= Michael Lew =

Dutch scientist (born 1965)

Michael S. Lew (born 19 April 1965) is a scientist in multimedia information search and retrieval at Leiden University, Netherlands. He has published over a dozen books and 150 scientific articles in the areas of content based image retrieval, computer vision, and deep learning. Notably, he had the most cited paper in the ACM Transactions on Multimedia, one of the top 10 most cited articles in the history (out of more than 14,000 articles) of the ACM SIGMM, and the most cited article from the ACM International Conference on Multimedia Information Retrieval in 2008 and also in 2010. He was the opening keynote speaker for the 9th International Conference on Visual Information Systems, the Editor-in-Chief of the International Journal of Multimedia Information Retrieval (Springer), the co-founder of influential conferences such as the International Conference on Image and Video Retrieval (which became the ACM International Conference on Multimedia Retrieval), and the IEEE Workshop on Human Computer Interaction. He was also a founding member of the international advisory committee for the TRECVID video retrieval evaluation project, chair of the steering committee for the ACM International Conference on Multimedia Retrieval and a member of the ACM SIGMM Executive Committee (the highest board of the SIGMM).
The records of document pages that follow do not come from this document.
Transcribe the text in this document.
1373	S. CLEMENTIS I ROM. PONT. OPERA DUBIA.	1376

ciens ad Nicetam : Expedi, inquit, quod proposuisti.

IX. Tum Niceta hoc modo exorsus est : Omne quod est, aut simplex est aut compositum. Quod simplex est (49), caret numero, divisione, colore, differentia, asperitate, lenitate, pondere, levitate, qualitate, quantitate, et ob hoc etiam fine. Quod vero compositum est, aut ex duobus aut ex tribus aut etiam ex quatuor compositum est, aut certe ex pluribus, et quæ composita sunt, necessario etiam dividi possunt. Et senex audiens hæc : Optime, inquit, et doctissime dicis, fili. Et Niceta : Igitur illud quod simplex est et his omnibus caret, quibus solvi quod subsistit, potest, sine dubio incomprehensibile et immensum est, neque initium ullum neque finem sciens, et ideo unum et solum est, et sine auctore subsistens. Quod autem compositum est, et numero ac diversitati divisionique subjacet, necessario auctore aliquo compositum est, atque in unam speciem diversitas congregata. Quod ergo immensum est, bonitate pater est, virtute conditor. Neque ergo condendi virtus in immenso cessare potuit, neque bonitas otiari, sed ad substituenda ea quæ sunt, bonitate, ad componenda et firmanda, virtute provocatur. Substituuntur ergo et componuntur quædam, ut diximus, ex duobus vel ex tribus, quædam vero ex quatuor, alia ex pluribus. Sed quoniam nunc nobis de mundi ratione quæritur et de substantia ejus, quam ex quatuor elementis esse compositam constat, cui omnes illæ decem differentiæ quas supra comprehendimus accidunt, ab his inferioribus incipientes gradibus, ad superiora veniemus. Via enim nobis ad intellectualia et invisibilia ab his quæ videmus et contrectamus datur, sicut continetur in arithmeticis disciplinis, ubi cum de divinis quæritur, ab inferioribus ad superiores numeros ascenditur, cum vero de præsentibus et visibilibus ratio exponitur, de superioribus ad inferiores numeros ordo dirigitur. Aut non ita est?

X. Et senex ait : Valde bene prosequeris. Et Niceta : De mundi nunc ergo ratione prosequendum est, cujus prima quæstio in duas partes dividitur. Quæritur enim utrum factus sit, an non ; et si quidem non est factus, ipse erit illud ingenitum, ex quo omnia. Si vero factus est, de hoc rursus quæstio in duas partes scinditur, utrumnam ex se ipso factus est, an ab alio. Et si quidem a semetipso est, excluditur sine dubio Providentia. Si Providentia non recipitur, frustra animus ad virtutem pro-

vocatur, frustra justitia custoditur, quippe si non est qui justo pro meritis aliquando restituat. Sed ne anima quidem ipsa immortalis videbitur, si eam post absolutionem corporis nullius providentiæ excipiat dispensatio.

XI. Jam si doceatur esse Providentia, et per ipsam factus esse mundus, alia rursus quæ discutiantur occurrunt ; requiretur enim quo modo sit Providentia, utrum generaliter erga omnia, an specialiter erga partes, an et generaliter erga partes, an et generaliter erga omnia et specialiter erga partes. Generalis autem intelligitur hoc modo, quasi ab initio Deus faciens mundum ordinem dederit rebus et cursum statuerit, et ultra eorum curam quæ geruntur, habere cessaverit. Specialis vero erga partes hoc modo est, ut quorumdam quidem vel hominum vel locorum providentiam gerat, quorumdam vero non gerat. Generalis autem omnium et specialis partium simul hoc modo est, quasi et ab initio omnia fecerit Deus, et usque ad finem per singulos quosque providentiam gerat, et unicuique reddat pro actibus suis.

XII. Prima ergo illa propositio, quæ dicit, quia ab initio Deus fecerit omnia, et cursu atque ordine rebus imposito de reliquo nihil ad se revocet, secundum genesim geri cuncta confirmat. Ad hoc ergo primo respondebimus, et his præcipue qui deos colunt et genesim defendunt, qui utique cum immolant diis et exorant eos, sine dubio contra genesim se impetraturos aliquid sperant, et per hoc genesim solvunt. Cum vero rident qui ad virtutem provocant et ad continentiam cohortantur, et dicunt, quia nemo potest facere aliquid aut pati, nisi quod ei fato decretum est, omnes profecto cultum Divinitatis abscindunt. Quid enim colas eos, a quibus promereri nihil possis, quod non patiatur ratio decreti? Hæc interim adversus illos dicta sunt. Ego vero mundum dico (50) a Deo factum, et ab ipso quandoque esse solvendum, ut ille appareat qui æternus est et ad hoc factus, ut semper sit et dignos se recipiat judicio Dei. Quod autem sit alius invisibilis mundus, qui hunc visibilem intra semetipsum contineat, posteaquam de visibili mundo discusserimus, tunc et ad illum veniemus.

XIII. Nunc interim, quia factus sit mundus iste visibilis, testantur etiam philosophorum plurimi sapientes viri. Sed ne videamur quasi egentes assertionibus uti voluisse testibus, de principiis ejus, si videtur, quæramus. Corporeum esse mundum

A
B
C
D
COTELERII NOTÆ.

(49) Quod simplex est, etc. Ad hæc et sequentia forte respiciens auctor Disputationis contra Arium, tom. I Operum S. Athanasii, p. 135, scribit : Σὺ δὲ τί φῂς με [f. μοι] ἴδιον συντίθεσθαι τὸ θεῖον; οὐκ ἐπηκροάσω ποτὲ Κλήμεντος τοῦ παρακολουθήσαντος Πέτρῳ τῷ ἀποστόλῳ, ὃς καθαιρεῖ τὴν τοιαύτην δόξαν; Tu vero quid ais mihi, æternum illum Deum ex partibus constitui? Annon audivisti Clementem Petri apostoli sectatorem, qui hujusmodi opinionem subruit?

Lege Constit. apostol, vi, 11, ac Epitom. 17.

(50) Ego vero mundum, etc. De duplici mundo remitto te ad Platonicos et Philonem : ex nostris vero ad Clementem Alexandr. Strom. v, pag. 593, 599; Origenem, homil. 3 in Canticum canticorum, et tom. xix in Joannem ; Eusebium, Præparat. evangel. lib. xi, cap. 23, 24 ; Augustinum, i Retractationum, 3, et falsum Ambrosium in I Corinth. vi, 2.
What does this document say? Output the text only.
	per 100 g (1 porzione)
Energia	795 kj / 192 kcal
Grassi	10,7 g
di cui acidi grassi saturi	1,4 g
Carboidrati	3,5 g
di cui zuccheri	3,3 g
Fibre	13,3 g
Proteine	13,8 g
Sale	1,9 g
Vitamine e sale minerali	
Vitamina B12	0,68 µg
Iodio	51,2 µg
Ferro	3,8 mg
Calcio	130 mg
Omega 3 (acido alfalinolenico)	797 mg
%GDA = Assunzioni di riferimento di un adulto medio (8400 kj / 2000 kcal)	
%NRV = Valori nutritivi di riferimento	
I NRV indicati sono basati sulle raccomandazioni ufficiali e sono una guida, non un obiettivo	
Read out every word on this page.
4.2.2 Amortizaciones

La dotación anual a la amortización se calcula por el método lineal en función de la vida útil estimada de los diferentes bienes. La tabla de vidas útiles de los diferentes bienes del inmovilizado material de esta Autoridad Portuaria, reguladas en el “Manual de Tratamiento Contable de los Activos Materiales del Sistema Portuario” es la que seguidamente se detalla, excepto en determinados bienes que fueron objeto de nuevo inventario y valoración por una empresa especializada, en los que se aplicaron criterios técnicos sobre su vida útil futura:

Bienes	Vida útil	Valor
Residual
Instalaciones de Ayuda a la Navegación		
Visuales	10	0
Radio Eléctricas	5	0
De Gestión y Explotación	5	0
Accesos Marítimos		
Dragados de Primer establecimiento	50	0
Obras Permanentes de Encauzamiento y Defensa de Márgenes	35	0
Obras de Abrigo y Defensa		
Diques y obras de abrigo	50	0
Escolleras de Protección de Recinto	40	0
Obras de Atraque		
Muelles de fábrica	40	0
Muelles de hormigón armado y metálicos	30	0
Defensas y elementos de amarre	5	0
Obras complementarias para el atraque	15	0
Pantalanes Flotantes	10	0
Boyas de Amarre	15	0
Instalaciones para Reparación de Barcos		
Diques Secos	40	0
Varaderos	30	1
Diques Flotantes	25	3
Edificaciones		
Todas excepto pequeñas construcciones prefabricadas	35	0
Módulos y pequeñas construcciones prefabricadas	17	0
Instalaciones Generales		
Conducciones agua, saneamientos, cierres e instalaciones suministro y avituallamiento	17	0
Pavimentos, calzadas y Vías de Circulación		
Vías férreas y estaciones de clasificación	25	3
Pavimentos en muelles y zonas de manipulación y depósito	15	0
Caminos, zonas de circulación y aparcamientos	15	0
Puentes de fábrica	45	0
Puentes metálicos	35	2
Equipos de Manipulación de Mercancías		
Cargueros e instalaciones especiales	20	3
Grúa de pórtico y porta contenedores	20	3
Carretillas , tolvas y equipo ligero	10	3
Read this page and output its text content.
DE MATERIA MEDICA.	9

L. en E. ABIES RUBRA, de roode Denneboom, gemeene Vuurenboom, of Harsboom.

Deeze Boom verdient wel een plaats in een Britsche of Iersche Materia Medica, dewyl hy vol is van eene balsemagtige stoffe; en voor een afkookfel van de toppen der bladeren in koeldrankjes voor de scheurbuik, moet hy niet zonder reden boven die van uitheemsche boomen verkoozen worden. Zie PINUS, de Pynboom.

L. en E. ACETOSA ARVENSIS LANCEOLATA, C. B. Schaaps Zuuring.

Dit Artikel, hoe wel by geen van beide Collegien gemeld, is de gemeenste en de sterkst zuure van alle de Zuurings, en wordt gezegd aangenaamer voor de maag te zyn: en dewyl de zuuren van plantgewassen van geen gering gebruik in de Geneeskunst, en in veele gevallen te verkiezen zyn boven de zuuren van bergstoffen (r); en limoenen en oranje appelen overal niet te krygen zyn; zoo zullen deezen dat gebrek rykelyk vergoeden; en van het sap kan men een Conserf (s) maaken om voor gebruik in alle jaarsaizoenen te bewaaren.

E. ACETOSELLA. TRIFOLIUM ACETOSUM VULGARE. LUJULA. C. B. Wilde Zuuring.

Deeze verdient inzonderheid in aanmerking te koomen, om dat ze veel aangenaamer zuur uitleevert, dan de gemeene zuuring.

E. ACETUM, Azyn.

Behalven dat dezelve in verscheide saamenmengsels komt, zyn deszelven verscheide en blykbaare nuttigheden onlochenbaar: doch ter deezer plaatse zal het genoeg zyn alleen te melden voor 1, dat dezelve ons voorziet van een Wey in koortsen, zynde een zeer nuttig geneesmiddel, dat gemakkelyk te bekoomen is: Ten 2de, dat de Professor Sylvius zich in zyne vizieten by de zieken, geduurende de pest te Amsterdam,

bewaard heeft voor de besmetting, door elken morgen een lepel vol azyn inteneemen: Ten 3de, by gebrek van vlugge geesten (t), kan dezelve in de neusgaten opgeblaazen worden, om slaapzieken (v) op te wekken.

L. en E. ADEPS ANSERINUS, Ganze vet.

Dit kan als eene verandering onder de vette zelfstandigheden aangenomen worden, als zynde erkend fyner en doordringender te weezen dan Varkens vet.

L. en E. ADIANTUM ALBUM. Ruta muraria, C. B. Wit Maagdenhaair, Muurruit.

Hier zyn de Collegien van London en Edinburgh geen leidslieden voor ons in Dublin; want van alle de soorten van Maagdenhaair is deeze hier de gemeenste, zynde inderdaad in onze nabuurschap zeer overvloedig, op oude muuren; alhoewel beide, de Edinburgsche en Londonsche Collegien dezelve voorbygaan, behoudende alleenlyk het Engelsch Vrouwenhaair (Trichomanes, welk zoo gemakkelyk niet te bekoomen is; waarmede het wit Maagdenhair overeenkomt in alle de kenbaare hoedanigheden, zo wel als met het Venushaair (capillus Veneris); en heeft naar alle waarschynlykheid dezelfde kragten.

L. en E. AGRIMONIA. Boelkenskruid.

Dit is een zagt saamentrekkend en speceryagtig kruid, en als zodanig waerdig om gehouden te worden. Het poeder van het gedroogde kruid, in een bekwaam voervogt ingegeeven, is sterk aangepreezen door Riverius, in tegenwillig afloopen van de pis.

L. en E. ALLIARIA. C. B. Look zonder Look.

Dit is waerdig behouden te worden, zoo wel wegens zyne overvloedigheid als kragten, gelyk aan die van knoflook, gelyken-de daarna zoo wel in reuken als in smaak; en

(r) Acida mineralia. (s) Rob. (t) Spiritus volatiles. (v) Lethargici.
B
In addition, his work on convolutional fusion networks in deep learning won the best paper award at the 23rd International Conference on Multimedia Modeling. His work is frequently cited in both scientific and popular news sources.

==Published works==
Books by Michael Lew include:
- Principles of Visual Information Retrieval, Springer-Verlag, London, 2001.
- Robust Computer Vision, Kluwer, London, 2003.
- Computer Vision in Human Computer Interaction, Springer-Verlag, London, 2006.
Representative Papers by Michael Lew include:
- Learning and Feature Selection in Stereo Matching, Michael Lew, et al., IEEE Transactions on Pattern Analysis and Machine Intelligence, pp. 869–881, 1994.
- Toward Improved Ranking Metrics, Michael Lew, et al., IEEE Transactions on Pattern Analysis and Machine Intelligence, pp. 1132–1143, 2000.
- Next Generation Web Searches for Visual Content, Michael Lew, IEEE Computer, pp. 46–53, 2000.
- Content-based Multimedia Information Retrieval: State of the Art and Challenges, Michael Lew, et al., ACM Transactions on Multimedia Computing, Communications, and Applications, pp. 1–19, 2006.